I protagonisti del fortunato esordio letterario di Pietro Ronchini, fotografo che a sessant’anni tondi si è reinventato scrittore dando alle stampe un giallo ambientato in città, sono un giornalista e un fotografo di un immaginario quotidiano locale: un duplice omicidio, la smania del-
l’indagine che li pervade e un mistero da risolvere.
E accade così che, «Delitto al Maretto. Noli me tangere» (Fedelo’s, 16 euro), opera prima di una «penna istintiva», come si definisce lo stesso Ronchini, convince i parmigiani: pubblicato a ottobre, il libro è già alla prima ristampa.
Presentato alla libreria Feltrinelli Village del Barilla Center, il giallo in salsa parmigiana di cui già è pronto il sequel, assomiglia per certi versi alla sceneggiatura di un film noir: «Ci volevo mettere dentro un po’ di cinema» - ha commentato Ronchini, in risposta alle domande di Filiberto Molossi, critico cinematografico della Gazzetta di Parma che ha presentato il libro con l’autore (proprio a lui Ronchini si è ispirato nel delineare uno dei due protagonisti del libro, il critico prestato alla cronaca nera Niccolò Folli).
Lo stesso autore ha lavorato come direttore della fotografia e partecipato alla realizzazione di diversi documentari.
«Questo libro ci sta dando grandi soddisfazioni - ha dichiarato Ilaria Boselli, di Fedelo’s, presente insieme a Cristina Guerranti, addetta stampa della casa editrice -, Pietro ha un modo di scrivere incisivo, che ha la capacità di tenerti “incollato” alla storia».

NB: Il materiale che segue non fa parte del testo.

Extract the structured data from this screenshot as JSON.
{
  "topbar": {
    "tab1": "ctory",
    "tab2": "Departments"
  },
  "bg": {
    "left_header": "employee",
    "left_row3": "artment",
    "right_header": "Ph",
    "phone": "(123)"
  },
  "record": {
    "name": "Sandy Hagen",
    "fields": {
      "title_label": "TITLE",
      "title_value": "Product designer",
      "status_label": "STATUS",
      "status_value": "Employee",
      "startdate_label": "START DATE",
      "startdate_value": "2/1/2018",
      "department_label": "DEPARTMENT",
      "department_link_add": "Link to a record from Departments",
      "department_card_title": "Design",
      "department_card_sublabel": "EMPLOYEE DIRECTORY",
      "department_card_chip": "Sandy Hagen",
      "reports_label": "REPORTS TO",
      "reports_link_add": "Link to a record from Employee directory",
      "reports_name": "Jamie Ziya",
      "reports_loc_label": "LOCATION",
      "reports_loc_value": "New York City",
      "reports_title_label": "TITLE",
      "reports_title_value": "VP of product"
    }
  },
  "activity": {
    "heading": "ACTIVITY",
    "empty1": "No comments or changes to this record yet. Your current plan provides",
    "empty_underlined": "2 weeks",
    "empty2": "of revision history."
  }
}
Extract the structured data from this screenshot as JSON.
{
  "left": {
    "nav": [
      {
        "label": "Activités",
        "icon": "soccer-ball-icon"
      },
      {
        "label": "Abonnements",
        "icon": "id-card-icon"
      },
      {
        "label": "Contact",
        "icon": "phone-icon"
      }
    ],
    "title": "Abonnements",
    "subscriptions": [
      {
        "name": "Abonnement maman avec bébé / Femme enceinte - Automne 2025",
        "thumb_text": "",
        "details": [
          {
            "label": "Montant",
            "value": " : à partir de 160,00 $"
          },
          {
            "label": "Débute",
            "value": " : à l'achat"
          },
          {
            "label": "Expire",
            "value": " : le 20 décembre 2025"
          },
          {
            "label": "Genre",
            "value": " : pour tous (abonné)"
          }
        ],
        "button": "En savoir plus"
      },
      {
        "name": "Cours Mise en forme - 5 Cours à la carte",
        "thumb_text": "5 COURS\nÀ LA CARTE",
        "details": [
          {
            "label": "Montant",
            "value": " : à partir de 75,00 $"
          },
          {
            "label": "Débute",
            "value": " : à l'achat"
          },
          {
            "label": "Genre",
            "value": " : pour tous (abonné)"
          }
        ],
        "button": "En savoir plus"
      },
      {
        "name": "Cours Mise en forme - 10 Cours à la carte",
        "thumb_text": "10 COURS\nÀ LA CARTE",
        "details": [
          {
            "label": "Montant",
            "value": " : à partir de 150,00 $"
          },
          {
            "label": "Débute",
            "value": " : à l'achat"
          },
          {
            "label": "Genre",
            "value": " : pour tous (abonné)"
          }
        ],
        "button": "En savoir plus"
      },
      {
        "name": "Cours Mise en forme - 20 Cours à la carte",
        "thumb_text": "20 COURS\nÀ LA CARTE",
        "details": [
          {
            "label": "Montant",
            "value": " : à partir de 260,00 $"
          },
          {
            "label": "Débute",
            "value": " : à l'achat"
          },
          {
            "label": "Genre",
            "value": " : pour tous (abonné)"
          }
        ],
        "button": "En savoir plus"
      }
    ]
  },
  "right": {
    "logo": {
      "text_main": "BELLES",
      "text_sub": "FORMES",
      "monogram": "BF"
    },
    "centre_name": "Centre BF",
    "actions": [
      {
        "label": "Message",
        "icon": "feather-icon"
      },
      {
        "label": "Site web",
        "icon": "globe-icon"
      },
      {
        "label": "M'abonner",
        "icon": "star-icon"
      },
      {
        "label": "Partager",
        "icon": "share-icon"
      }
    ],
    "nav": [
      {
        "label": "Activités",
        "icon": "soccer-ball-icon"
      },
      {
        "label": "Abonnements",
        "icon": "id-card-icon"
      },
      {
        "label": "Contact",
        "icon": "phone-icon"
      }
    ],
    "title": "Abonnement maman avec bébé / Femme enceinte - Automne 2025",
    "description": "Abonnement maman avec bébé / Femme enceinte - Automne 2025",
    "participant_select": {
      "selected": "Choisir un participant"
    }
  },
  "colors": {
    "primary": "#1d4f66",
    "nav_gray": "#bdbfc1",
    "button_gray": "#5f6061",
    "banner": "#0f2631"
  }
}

Ambientato al Maretto, un fondone che sorgeva tra Moletolo e Baganzola nel quale i parmigiani amavano andare a fare il bagno e a prendere il sole, il romanzo di Ronchini racconta molto dei luoghi della città: piazza Garibaldi, il parco Ducale, l’orto botanico. «Sono a tutti gli effetti i miei posti delle fragole - ha aggiunto lo scrittore, citando Ingmar Bergman - non a caso uno dei due protagonisti, Rocco Pietrini, vive in borgo delle Colonne, nel palazzo dove ho abitato a lungo».
E gli spunti autobiografici, lo si capisce anche dal nome che lo scrittore ha dato al personaggio, non si esauriscono qui.
«Si tratta di un intrigo alla parmigiana, che tocca tanti temi, e che offre numerosi spunti» - ha aggiunto Molossi, che ha poi incalzato Ronchini sui progetti futuri: «Il sequel di “Delitto al Maretto” è già pronto e verrà pubblicato sempre da Fedelo’s - ha commentato l’autore -. Ora sto scrivendo racconti».